Sarah pulled out the loosest one right before I came home and I’m betting that the second one will come out today. Ella loses teeth like a champ – says it doesn’t hurt her at all!
Obviously this is a badly out of focus picture but despite that you can STILL see her two big teeth that have pushed up behind her little ones! And to think that I had not noticed this before! And she hadn’t noticed that her two little teeth were loose either!
Our neighbor, Janet, lost her two teeth this way and the big ones straightened out without a problem after the little ones had been pulled out. So I’m not too worried about Ella being permanently disfigured and sporting funny bottom teeth.
The big kick for me was our own, newly created Entebbe H’s version of the tooth fairy. The Ugandan version of the tooth fairy is that a rat leaves things in exchange for kids teeth. I was all ready to go with the rat story as I don’t like fairies much and Ella simply doesn’t know what one is. Sarah had been telling her about the rat tooth fairy anyways so what the heck. Somehow however Ella got it into her head that it was a raccoon that left money under your pillow in exchange for your teeth! Forget the fairy or the rat – we have a money bearing, tooth collecting raccoon at our house!
It was funny to see it dawn on her, while she was talking to her neighbor friends about this wonderful raccoon who gives you money, that Granny actually catches and SHOOTS the darned things and “makes them dead.” I asked her what we did after we shot them, thinking that it would bring back fond memories of throwing their corpses off the bridge into the river below, which is quite a thrill for a four year old. Instead she answered uncertainly, “We.... ate them?” Um, no. We’re weird but we’re not that weird!
It was then hilarious to see her actually start to think about a raccoon crawling around her head searching for her tooth at night when she was sleeping. Especially since there were some MEAN coons in
Ella, who knows that Santa Claus is just a game, has herself firmly convinced in the tooth raccoon. The more she thought and talked about it, the more convinced she was and the more questions she had – most of which she answered herself!

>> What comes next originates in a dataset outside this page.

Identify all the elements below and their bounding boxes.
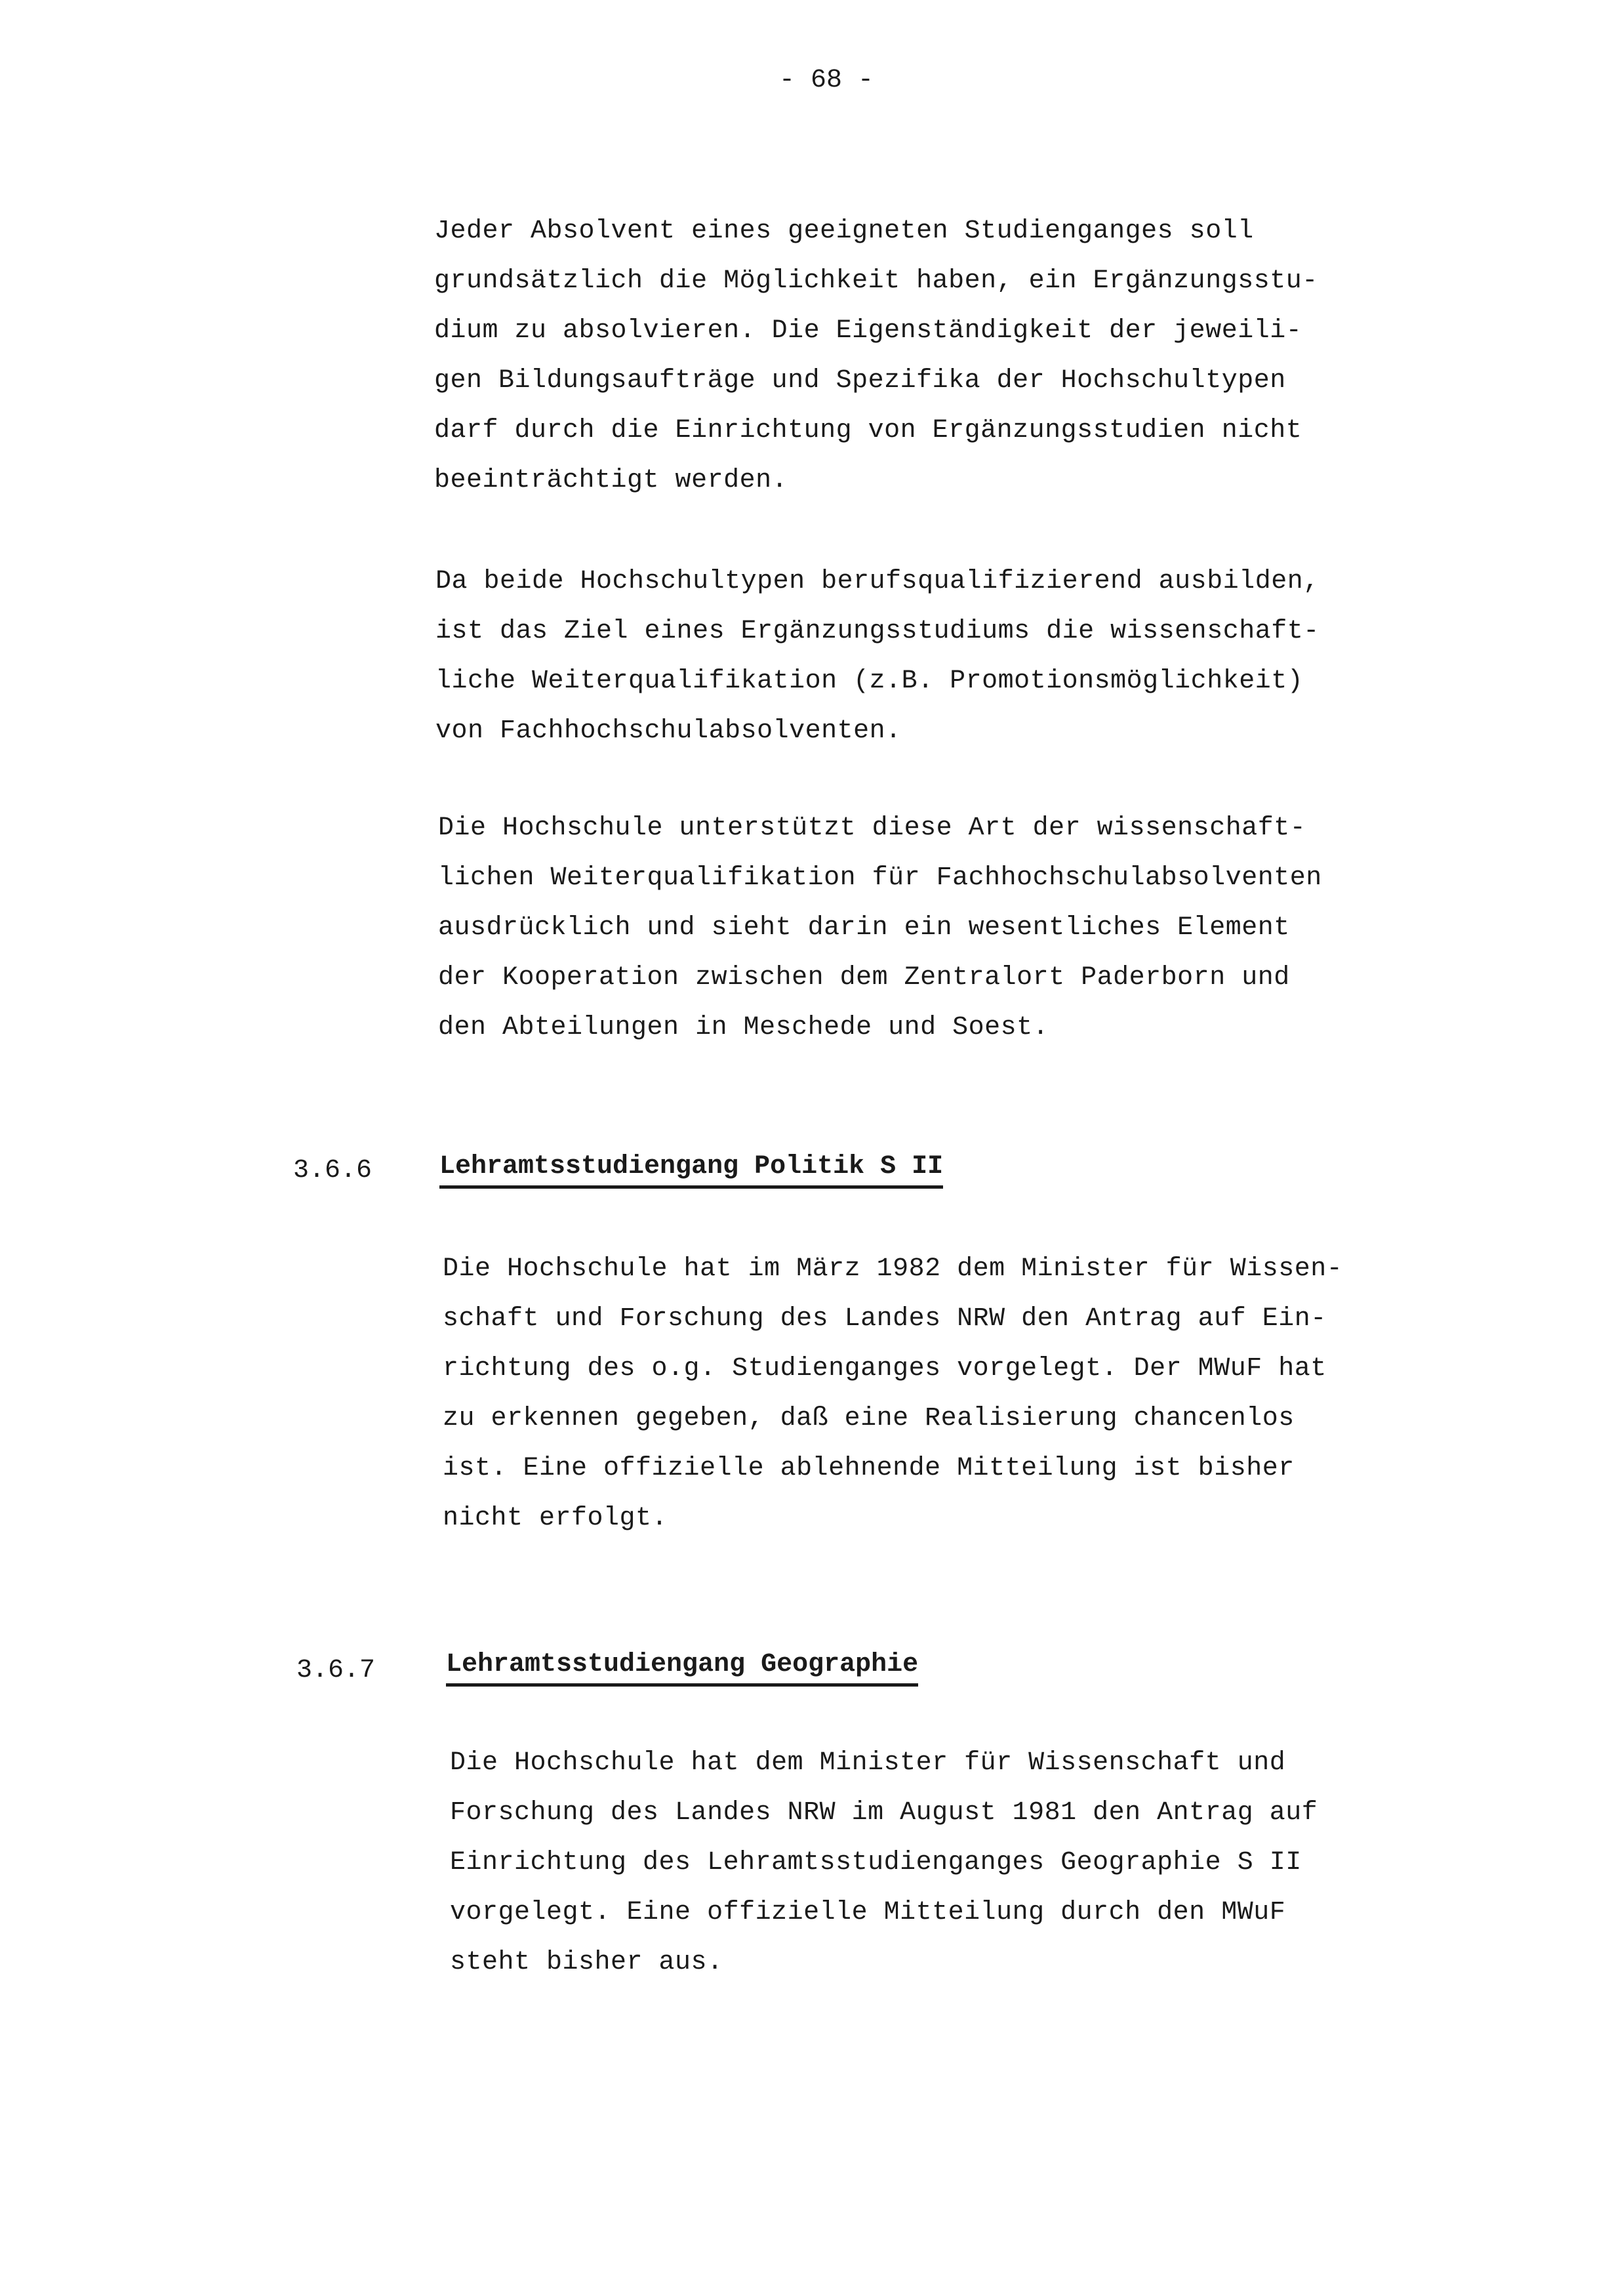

After a lot of thought and pondering this is the conclusion that she came up with:
The little raccoon is small and fuzzy and clean and bathes with soap. She can talk (of course!) and comes quietly at night because she’d afraid that she will be shot. She is a NICE raccoon who will NOT rip off your face but you must hide yourself, along with your face, in a blanket and sleep very quietly otherwise the shy, talking raccoon will be scared and run off without leaving you your money for your tooth.
This explains the basics but the more she thinks about it the more questions she has about this tooth collecting coon. Like any responsible, all knowing mother I simply tell her, “You’ll have to ask your Granny when you talk to her on the computer next. She knows all about raccoons!”
Ella standing by “her” first coon kill this summer (in her nightie no less)
I must admit to still being in a state of shock that my BABY, who is only five, has started losing her teeth!! What’s next? College?